2. Since TOPO 2008 contains a Digital Elevation Model (DEM) of the coverage area, it allows you to generate a profile of your hiking/biking trail or road trip route. This profile capability is nice when comparing alternate routes, and the profiles can be generated and viewed in the GPS or on the PC in MapSource
3. The outlines of many coastlines, lakes, and rivers in the basemap are very coarse and downright inaccurate - TOPO 2006 offers a huge improvement to these outlines (but does not include water depth).
4. TOPO 2008 includes thousands of searchable place names and POI's that are not in the base map.
What's not so good in TOPO 2008:
1. The coverage area is ONLY the United States (including Alaska and Hawaii).

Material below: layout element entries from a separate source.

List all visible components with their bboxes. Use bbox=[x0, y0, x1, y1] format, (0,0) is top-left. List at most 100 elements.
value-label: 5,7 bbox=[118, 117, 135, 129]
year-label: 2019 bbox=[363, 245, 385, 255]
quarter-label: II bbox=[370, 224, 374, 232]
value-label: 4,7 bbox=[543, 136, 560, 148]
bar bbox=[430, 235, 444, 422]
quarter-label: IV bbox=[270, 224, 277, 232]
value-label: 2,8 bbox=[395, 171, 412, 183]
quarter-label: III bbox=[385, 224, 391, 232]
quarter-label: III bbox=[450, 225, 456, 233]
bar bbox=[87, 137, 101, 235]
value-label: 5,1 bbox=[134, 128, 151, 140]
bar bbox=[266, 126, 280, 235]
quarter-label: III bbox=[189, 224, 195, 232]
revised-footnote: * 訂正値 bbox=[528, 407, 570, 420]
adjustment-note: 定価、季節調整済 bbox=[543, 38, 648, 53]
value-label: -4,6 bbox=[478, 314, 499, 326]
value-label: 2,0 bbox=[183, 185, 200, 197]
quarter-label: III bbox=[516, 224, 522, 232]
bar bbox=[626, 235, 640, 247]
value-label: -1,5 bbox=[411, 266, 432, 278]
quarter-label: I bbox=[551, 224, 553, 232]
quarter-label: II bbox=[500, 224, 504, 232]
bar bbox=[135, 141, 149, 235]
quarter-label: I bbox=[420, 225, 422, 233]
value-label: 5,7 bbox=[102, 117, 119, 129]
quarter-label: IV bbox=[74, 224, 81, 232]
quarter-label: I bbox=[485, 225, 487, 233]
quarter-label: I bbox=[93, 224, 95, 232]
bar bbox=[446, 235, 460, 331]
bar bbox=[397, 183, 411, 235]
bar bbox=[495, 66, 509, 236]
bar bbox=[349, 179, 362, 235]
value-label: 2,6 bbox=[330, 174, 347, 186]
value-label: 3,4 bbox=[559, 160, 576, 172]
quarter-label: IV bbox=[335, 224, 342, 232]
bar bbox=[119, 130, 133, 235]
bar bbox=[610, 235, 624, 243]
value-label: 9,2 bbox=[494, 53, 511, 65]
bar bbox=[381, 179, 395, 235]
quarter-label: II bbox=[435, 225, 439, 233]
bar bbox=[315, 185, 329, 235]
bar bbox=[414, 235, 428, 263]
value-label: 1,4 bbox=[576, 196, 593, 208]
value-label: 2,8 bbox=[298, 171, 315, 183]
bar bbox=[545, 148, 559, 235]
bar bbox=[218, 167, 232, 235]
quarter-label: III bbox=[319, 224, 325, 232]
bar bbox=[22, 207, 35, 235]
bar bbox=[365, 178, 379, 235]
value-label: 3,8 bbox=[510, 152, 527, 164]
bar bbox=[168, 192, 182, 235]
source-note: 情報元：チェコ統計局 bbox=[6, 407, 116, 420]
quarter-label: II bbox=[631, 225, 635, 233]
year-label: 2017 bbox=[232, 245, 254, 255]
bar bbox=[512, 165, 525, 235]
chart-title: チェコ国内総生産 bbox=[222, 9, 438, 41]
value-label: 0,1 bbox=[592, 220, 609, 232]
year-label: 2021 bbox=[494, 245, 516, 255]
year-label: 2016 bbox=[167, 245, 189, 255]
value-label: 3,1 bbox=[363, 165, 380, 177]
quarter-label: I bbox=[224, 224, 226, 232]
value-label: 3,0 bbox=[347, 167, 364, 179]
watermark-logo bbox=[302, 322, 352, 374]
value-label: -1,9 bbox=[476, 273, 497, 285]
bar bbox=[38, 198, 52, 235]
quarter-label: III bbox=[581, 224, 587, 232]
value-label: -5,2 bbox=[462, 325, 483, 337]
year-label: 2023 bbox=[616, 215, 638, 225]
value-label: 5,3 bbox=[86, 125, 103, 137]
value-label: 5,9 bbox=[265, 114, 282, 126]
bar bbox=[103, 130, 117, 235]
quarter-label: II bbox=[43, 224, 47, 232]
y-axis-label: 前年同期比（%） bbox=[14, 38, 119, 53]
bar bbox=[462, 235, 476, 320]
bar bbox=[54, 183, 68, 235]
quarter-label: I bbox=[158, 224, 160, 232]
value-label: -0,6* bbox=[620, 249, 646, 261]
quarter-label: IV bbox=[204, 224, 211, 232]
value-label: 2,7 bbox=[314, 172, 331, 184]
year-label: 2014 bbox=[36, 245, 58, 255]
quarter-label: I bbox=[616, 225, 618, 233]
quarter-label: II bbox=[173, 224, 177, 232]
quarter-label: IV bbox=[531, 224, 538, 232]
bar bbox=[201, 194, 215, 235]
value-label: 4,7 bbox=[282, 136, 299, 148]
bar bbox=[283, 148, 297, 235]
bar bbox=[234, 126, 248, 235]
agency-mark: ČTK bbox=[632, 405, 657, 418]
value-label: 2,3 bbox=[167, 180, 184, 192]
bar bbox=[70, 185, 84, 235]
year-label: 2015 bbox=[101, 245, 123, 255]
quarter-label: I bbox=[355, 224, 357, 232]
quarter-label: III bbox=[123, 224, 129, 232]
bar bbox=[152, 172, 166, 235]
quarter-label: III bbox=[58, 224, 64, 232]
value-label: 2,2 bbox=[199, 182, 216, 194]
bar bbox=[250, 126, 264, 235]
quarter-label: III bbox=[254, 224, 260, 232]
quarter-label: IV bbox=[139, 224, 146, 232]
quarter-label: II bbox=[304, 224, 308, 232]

Unfortunately, there is no coverage in Canada or Mexico, other than large cities and major highways that are already in the basemap. If you need coverage of your neighbor to the north, the TOPO Canada DVD is pretty not cheap at $110, nearly double the price of the USA version.
2. The contour interval is 1:100,000, which is probably fine for planning an automobile trip, but is very coarse if you are doing a hiking or bicycle trip. Garmin does offer 1:24,000 cartography, but it's expensive and covers only a limited set of National Parks. If TOPO 2008 were to cover the whole USA at 1:24,000, the amount of data would probably require many DVD's instead of only 1, and the retail price would no doubt be a lot more, so I guess the 1:100,000 scale is adequate for most users, and certainly more economical.
If you already own the City Navigator cartography, TOPO 2008 may be a nice addition to your chartplotter-capable Garmin GPS, especially if it can show route profiles like the 60CX. However, if your primary need is for automobile routing, and especially if you need coverage in Canada, and if you have a limited budget, you would be better off purchaseing City Navigator if you do not already own it. It's twice the price of TOPO 2008, but has a lot more capability.
NOTE: For some reason, TOPO 2008 includes Alaska's Dalton Highway, from Fairbanks to Deadhorse (Prudhoe Bay), yet City Navigator, which costs twice as much and is supposed to offer coverage of completely of the USA and Canada, does not.
SUMMARY: A good value at $59.10 if you just want to upgrade your GPS's background map, and if you don't require Canadian coverage. Also a nice add-on if you already have City Navigator, as it allows you to compute road profiles anywhere in the USA (including Alaska and Hawaii). City Navigator does not have a terrain model built in, so it can not show profiles on it's own. For owners of large RV's or people who tow large boat or livestock trailers over long distances, TOPO 2008's road profile capabilities could be a really nice trip planning tool.